6 marca tego roku GDDKiA złożyła wniosek do RDOŚ o wydanie decyzji środowiskowej na budowę trasy S19 po tzw. starodrożu, czyli z Sokółki przez Czarną Białostocką i Wasilków do Dobrzyniewa.
- To kluczowa decyzja z punktu widzenia powiatu sokólskiego. Przede wszystkim chronimy dobre gleby gmin Janów i Korycin. Gdyby tamtędy miała iść S19, to wiele terenów zostałoby zniszczonych. Trasa po starodrożu jest znacznie krótsza. Poza tym, każdy kto podróżuje trasą do Białegostoku wie, jak niebezpieczne jest wybieganie zwierząt na jezdnię. Gdy zostaną wybudowane elementy konstrukcyjne pozwalające przechodzić im przez drogę, uratujemy w ten sposób zwierzęta, które ginęły pod kołami samochodów, ale też życie ludzi - mówił starosta sokólski Piotr Rećko.
- Mamy nadzieję, że ta decyzja spotka się z dobrym odzewem ze strony RDOŚ, że w ciągu roku będziemy mieli pozytywna opinię, a później będzie można stopniowo ogłaszać przetargi - mówił Piontkowski.
- Przedsięwzięcie jest trudne pod względem środowiskowym, zwłaszcza na odcinku od miejscowości Straż do Wasilkowa. Mamy świadomość, że przechodzimy przez Puszczę Knyszyńską, nie mniej jednak jesteśmy przekonani, że przy zastosowaniu wszelkich środków ochrony środowiska, uzyskanie decyzji środowiskowej będzie możliwe, a wariant ten, o którym mówimy, stanie się faktem.
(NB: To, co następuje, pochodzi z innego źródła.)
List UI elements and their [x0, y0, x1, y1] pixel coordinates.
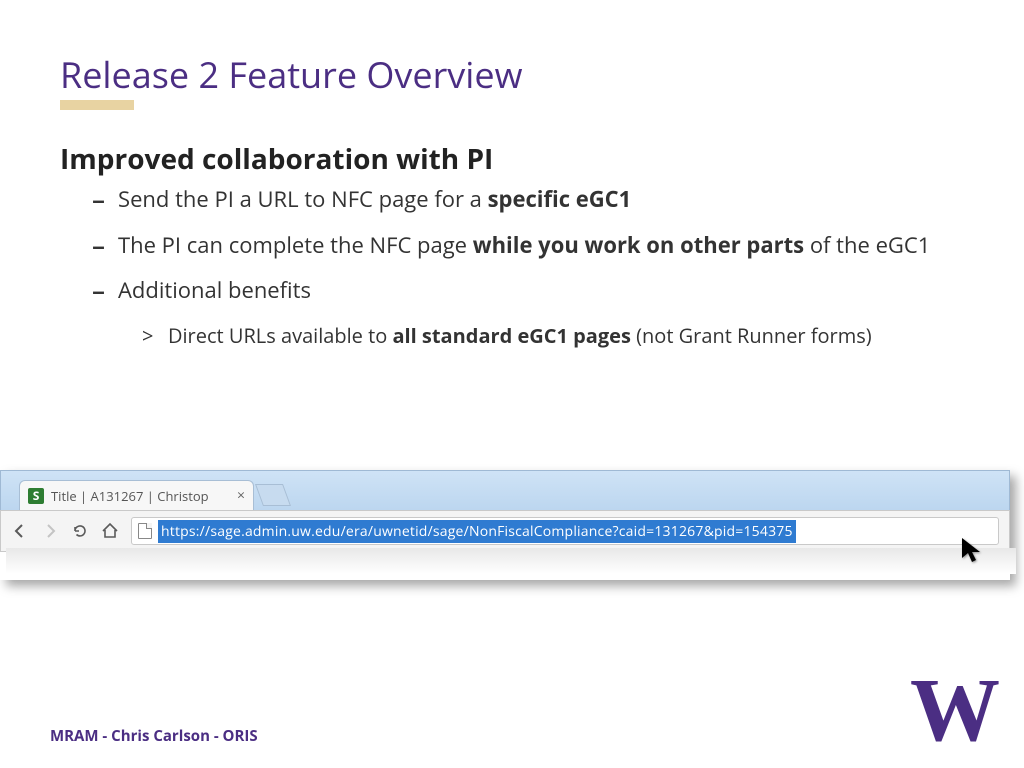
bullet-text-bold: specific eGC1 [488, 184, 632, 214]
back-icon[interactable] [11, 522, 29, 540]
home-icon[interactable] [101, 522, 119, 540]
browser-screenshot: S Title | A131267 | Christop × https://s… [0, 470, 1010, 580]
bullet-text: The PI can complete the NFC page [118, 230, 473, 260]
bullet-text: Direct URLs available to [168, 322, 392, 349]
frame-shadow [6, 548, 1016, 574]
bullet-text: (not Grant Runner forms) [631, 322, 872, 349]
page-icon [138, 523, 152, 539]
browser-toolbar: https://sage.admin.uw.edu/era/uwnetid/sa… [0, 510, 1010, 552]
reload-icon[interactable] [71, 522, 89, 540]
section-heading: Improved collaboration with PI [60, 140, 493, 178]
bullet-item: Send the PI a URL to NFC page for a spec… [60, 185, 960, 215]
slide-title: Release 2 Feature Overview [60, 50, 522, 99]
browser-tabstrip: S Title | A131267 | Christop × [0, 470, 1010, 510]
bullet-item: The PI can complete the NFC page while y… [60, 231, 960, 261]
footer-text: MRAM - Chris Carlson - ORIS [50, 726, 258, 746]
bullet-text: Additional benefits [118, 275, 311, 305]
address-bar[interactable]: https://sage.admin.uw.edu/era/uwnetid/sa… [131, 517, 999, 545]
favicon-icon: S [28, 488, 44, 504]
body-content: Send the PI a URL to NFC page for a spec… [60, 185, 960, 361]
new-tab-button[interactable] [255, 484, 291, 506]
close-icon[interactable]: × [237, 486, 245, 505]
bullet-text: Send the PI a URL to NFC page for a [118, 184, 488, 214]
bullet-text: of the eGC1 [804, 230, 930, 260]
cursor-icon [960, 536, 986, 571]
sub-bullet-item: Direct URLs available to all standard eG… [60, 322, 960, 349]
bullet-item: Additional benefits [60, 276, 960, 306]
url-text: https://sage.admin.uw.edu/era/uwnetid/sa… [158, 520, 796, 543]
bullet-text-bold: all standard eGC1 pages [392, 322, 630, 349]
browser-tab[interactable]: S Title | A131267 | Christop × [19, 480, 254, 510]
forward-icon [41, 522, 59, 540]
uw-logo: W [910, 666, 994, 756]
bullet-text-bold: while you work on other parts [473, 230, 804, 260]
slide: Release 2 Feature Overview Improved coll… [0, 0, 1024, 768]
tab-title: Title | A131267 | Christop [51, 487, 230, 505]
accent-bar [60, 100, 134, 110]
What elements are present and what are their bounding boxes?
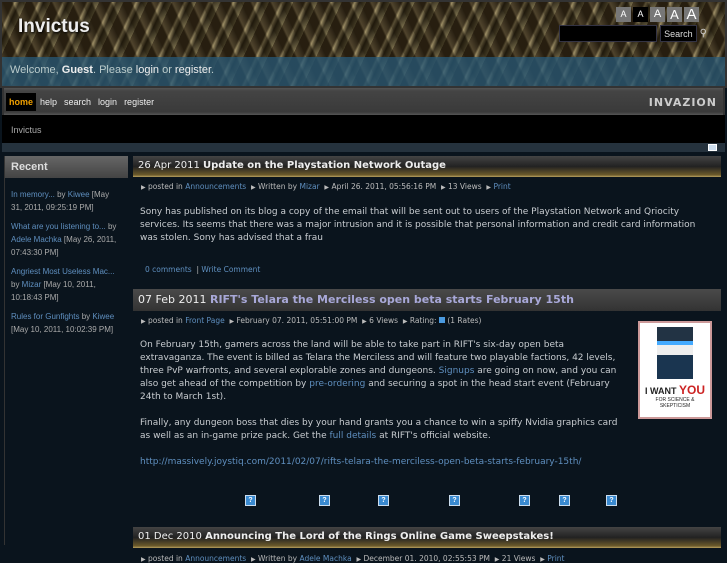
font-size-medium-button[interactable]: A	[650, 7, 665, 22]
uncle-sam-figure	[657, 327, 693, 379]
font-size-small-button[interactable]: A	[633, 7, 648, 22]
welcome-text: . Please	[92, 64, 136, 76]
post-meta: ▶ posted in Announcements ▶ Written by A…	[141, 554, 565, 563]
search-button[interactable]: Search	[660, 25, 697, 42]
main-nav: home help search login register INVAZION	[2, 88, 725, 115]
magnifier-icon[interactable]: ⚲	[700, 28, 707, 39]
post-title-link[interactable]: Update on the Playstation Network Outage	[203, 160, 446, 171]
source-url-link[interactable]: http://massively.joystiq.com/2011/02/07/…	[140, 457, 581, 467]
post-date: 01 Dec 2010	[138, 531, 202, 542]
search-input[interactable]	[559, 25, 658, 42]
signups-link[interactable]: Signups	[439, 366, 475, 376]
details-link[interactable]: full details	[330, 431, 377, 441]
author-link[interactable]: Adele Machka	[299, 554, 351, 563]
sidebar-title: Recent	[5, 156, 128, 178]
share-icons: ? ? ? ? ? ? ?	[133, 469, 721, 517]
post-body: Sony has published on its blog a copy of…	[140, 207, 696, 243]
recent-date: [May 10, 2011, 10:02:39 PM]	[11, 325, 114, 334]
recent-item: What are you listening to... by Adele Ma…	[5, 220, 128, 259]
upshrink-bar	[2, 143, 725, 152]
post-date: 26 Apr 2011	[138, 160, 200, 171]
recent-topic-link[interactable]: What are you listening to...	[11, 222, 106, 231]
recent-topic-link[interactable]: In memory...	[11, 190, 55, 199]
recent-author-link[interactable]: Adele Machka	[11, 235, 62, 244]
rating-star-icon	[438, 317, 445, 323]
site-title[interactable]: Invictus	[18, 16, 90, 38]
by-text: by	[105, 222, 117, 231]
recent-author-link[interactable]: Kiwee	[92, 312, 114, 321]
by-text: by	[11, 280, 22, 289]
nav-login[interactable]: login	[95, 93, 120, 111]
recent-item: Rules for Gunfights by Kiwee [May 10, 20…	[5, 310, 128, 336]
login-link[interactable]: login	[136, 64, 159, 76]
search-form: Search ⚲	[559, 25, 707, 42]
write-comment-link[interactable]: Write Comment	[201, 265, 260, 274]
welcome-text: or	[159, 64, 175, 76]
post-datetime: February 07. 2011, 05:51:00 PM	[236, 316, 358, 325]
nav-help[interactable]: help	[37, 93, 60, 111]
share-icon[interactable]: ?	[245, 495, 256, 506]
breadcrumb[interactable]: Invictus	[2, 115, 725, 143]
recent-author-link[interactable]: Kiwee	[68, 190, 90, 199]
recent-topic-link[interactable]: Angriest Most Useless Mac...	[11, 267, 115, 276]
recent-topic-link[interactable]: Rules for Gunfights	[11, 312, 79, 321]
welcome-bar: Welcome, Guest. Please login or register…	[2, 57, 725, 86]
share-icon[interactable]: ?	[449, 495, 460, 506]
post-header: 07 Feb 2011 RIFT's Telara the Merciless …	[133, 289, 721, 311]
sidebar: Recent In memory... by Kiwee [May 31, 20…	[4, 156, 128, 545]
post-comments: 0 comments | Write Comment	[145, 265, 261, 274]
post-image: I WANT YOU FOR SCIENCE & SKEPTICISM	[638, 321, 712, 419]
post-meta: ▶ posted in Front Page ▶ February 07. 20…	[141, 316, 482, 325]
category-link[interactable]: Announcements	[185, 554, 246, 563]
font-size-large-button[interactable]: A	[667, 7, 682, 22]
post-datetime: April 26. 2011, 05:56:16 PM	[331, 182, 437, 191]
post-header: 26 Apr 2011 Update on the Playstation Ne…	[133, 156, 721, 177]
post-date: 07 Feb 2011	[138, 293, 207, 306]
share-icon[interactable]: ?	[559, 495, 570, 506]
by-text: by	[79, 312, 93, 321]
rating-label: Rating:	[409, 316, 437, 325]
post-body: http://massively.joystiq.com/2011/02/07/…	[133, 456, 721, 469]
register-link[interactable]: register	[175, 64, 211, 76]
share-icon[interactable]: ?	[606, 495, 617, 506]
author-link[interactable]: Mizar	[299, 182, 319, 191]
print-link[interactable]: Print	[493, 182, 510, 191]
recent-item: In memory... by Kiwee [May 31, 2011, 09:…	[5, 188, 128, 214]
collapse-icon[interactable]	[708, 144, 717, 151]
rating-count: (1 Rates)	[447, 316, 482, 325]
category-link[interactable]: Front Page	[185, 316, 225, 325]
category-link[interactable]: Announcements	[185, 182, 246, 191]
view-count: 13 Views	[448, 182, 482, 191]
view-count: 21 Views	[501, 554, 536, 563]
nav-home[interactable]: home	[6, 93, 37, 111]
font-size-controls: A A A A A	[616, 7, 699, 22]
view-count: 6 Views	[369, 316, 399, 325]
by-text: by	[54, 190, 68, 199]
comments-link[interactable]: 0 comments	[145, 265, 192, 274]
font-size-xlarge-button[interactable]: A	[684, 7, 699, 22]
preorder-link[interactable]: pre-ordering	[309, 379, 365, 389]
share-icon[interactable]: ?	[519, 495, 530, 506]
share-icon[interactable]: ?	[319, 495, 330, 506]
post-meta: ▶ posted in Announcements ▶ Written by M…	[141, 182, 511, 191]
welcome-text: .	[211, 64, 215, 76]
post-title-link[interactable]: RIFT's Telara the Merciless open beta st…	[210, 293, 574, 306]
recent-item: Angriest Most Useless Mac... by Mizar [M…	[5, 265, 128, 304]
username: Guest	[61, 64, 93, 76]
share-icon[interactable]: ?	[378, 495, 389, 506]
theme-logo: INVAZION	[648, 96, 717, 109]
print-link[interactable]: Print	[547, 554, 564, 563]
post-body: Finally, any dungeon boss that dies by y…	[140, 418, 618, 441]
welcome-text: Welcome,	[10, 64, 62, 76]
content: 26 Apr 2011 Update on the Playstation Ne…	[133, 156, 721, 563]
post-title-link[interactable]: Announcing The Lord of the Rings Online …	[205, 531, 554, 542]
font-size-xsmall-button[interactable]: A	[616, 7, 631, 22]
post-datetime: December 01. 2010, 02:55:53 PM	[363, 554, 490, 563]
nav-register[interactable]: register	[121, 93, 157, 111]
recent-author-link[interactable]: Mizar	[22, 280, 42, 289]
post-body: On February 15th, gamers across the land…	[140, 340, 617, 402]
nav-search[interactable]: search	[61, 93, 94, 111]
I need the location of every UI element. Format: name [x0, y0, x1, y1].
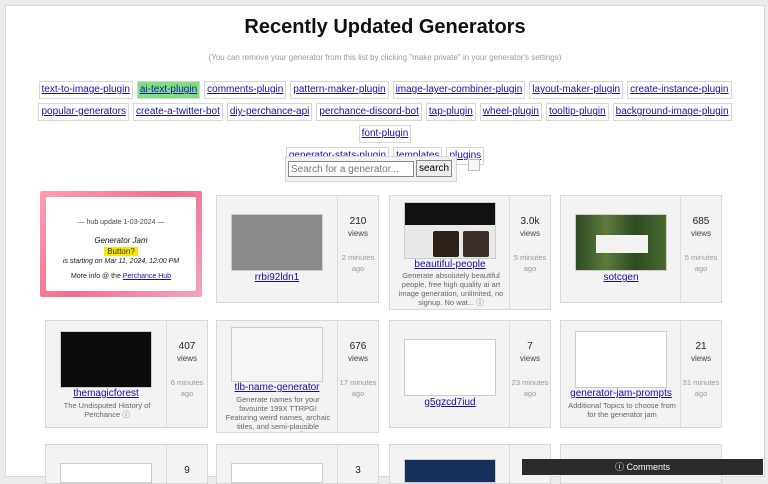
- tag-link-comments-plugin[interactable]: comments-plugin: [204, 81, 287, 99]
- updated-time: 17 minutes ago: [339, 378, 377, 398]
- generator-thumbnail: [60, 331, 152, 388]
- generator-stats: 210 views 2 minutes ago: [337, 196, 378, 302]
- views-count: 210: [349, 216, 367, 227]
- generator-stats: 676 views 17 minutes ago: [337, 321, 378, 432]
- tag-link-create-instance-plugin[interactable]: create-instance-plugin: [627, 81, 732, 99]
- generator-thumbnail: [404, 202, 496, 259]
- generator-card[interactable]: beautiful-people Generate absolutely bea…: [389, 195, 551, 310]
- page-subtitle: (You can remove your generator from this…: [208, 53, 562, 62]
- hub-update-banner[interactable]: — hub update 1-03-2024 — Generator Jam B…: [40, 191, 202, 297]
- perchance-hub-link[interactable]: Perchance Hub: [123, 273, 171, 280]
- comments-toggle-bar[interactable]: ⓘ Comments: [522, 459, 763, 475]
- generator-thumbnail: [404, 459, 496, 483]
- generator-card[interactable]: 9: [45, 444, 208, 484]
- views-count: 7: [527, 341, 533, 352]
- tag-link-create-a-twitter-bot[interactable]: create-a-twitter-bot: [132, 103, 223, 121]
- views-count: 676: [349, 341, 367, 352]
- generator-stats: 685 views 5 minutes ago: [680, 196, 721, 302]
- generator-description: The Undisputed History of Perchance ⓘ: [63, 401, 151, 419]
- tag-link-wheel-plugin[interactable]: wheel-plugin: [479, 103, 542, 121]
- search-form: search: [285, 156, 457, 182]
- views-label: views: [690, 229, 711, 238]
- tag-link-text-to-image-plugin[interactable]: text-to-image-plugin: [38, 81, 133, 99]
- tag-link-tap-plugin[interactable]: tap-plugin: [425, 103, 476, 121]
- views-count: 3: [355, 465, 361, 476]
- generator-name-link[interactable]: beautiful-people: [390, 259, 510, 270]
- tag-link-diy-perchance-api[interactable]: diy-perchance-api: [226, 103, 313, 121]
- page-title: Recently Updated Generators: [244, 16, 526, 38]
- updated-time: 6 minutes ago: [170, 378, 204, 398]
- generator-card[interactable]: tlb-name-generator Generate names for yo…: [216, 320, 379, 433]
- generator-thumbnail: [575, 331, 667, 388]
- tag-link-layout-maker-plugin[interactable]: layout-maker-plugin: [529, 81, 624, 99]
- generator-stats: 9: [166, 445, 207, 483]
- generator-description: Generate absolutely beautiful people, fr…: [398, 271, 504, 307]
- search-input[interactable]: [288, 161, 414, 177]
- generator-stats: 7 views 23 minutes ago: [509, 321, 550, 427]
- views-label: views: [347, 354, 368, 363]
- views-count: 407: [178, 341, 196, 352]
- banner-more-info-text: More info @ the: [70, 273, 121, 280]
- generator-card[interactable]: 3: [216, 444, 379, 484]
- tag-link-popular-generators[interactable]: popular-generators: [38, 103, 129, 121]
- generator-card[interactable]: sotcgen 685 views 5 minutes ago: [560, 195, 722, 303]
- generator-name-link[interactable]: themagicforest: [46, 388, 166, 399]
- generator-thumbnail: [60, 463, 152, 483]
- generator-thumbnail: [231, 463, 323, 483]
- views-label: views: [519, 354, 540, 363]
- generator-name-link[interactable]: rrbi92ldn1: [217, 272, 337, 283]
- tag-link-font-plugin[interactable]: font-plugin: [358, 125, 412, 143]
- generator-thumbnail: [575, 214, 667, 271]
- generator-description: Additional Topics to choose from for the…: [568, 401, 676, 419]
- updated-time: 2 minutes ago: [341, 253, 375, 273]
- banner-heading: Generator Jam: [94, 236, 148, 245]
- generator-card[interactable]: generator-jam-prompts Additional Topics …: [560, 320, 722, 428]
- generator-card[interactable]: rrbi92ldn1 210 views 2 minutes ago: [216, 195, 379, 303]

Mając świadomość tego, że są to obszary bardzo cenne przyrodniczo, a nasze przedsięwzięcie zalicza się do mogących znacząco oddziaływać na środowisko, staramy się maksymalnie wykorzystać istniejący korytarz drogi - mówił Wojciech Borzuchowski, dyrektor białostockiego oddziału GDDKiA. Jak dodał, Dyrekcja liczy się z ewentualnymi protestami ekologicznymi.
Przetarg na budowę odcinka S19 z Sokółki (w tym obwodnicy miasta) do Białegostoku miałby zostać ogłoszony w 2022 roku, a zakończenie prac - w 2025 roku.
Tymczasem w III kwartale tego roku GDDKiA chce ogłosić przetarg na budowę odcinka z Kuźnicy do Sokółki. RDOŚ 29 maja ma wydać decyzję środowiskową w tej sprawie.
Na dzisiejszej konferencji prasowej w Sokółce obecni byli między innymi poseł Kazimierz Gwiazdowski, senator Mariusz Gromko, wicestarosta powiatu sokólskiego Jerzy Białomyzy, przewodniczący rady powiatu sokólskiego Krzysztof Krasiński i radny miejski Karol Puszko.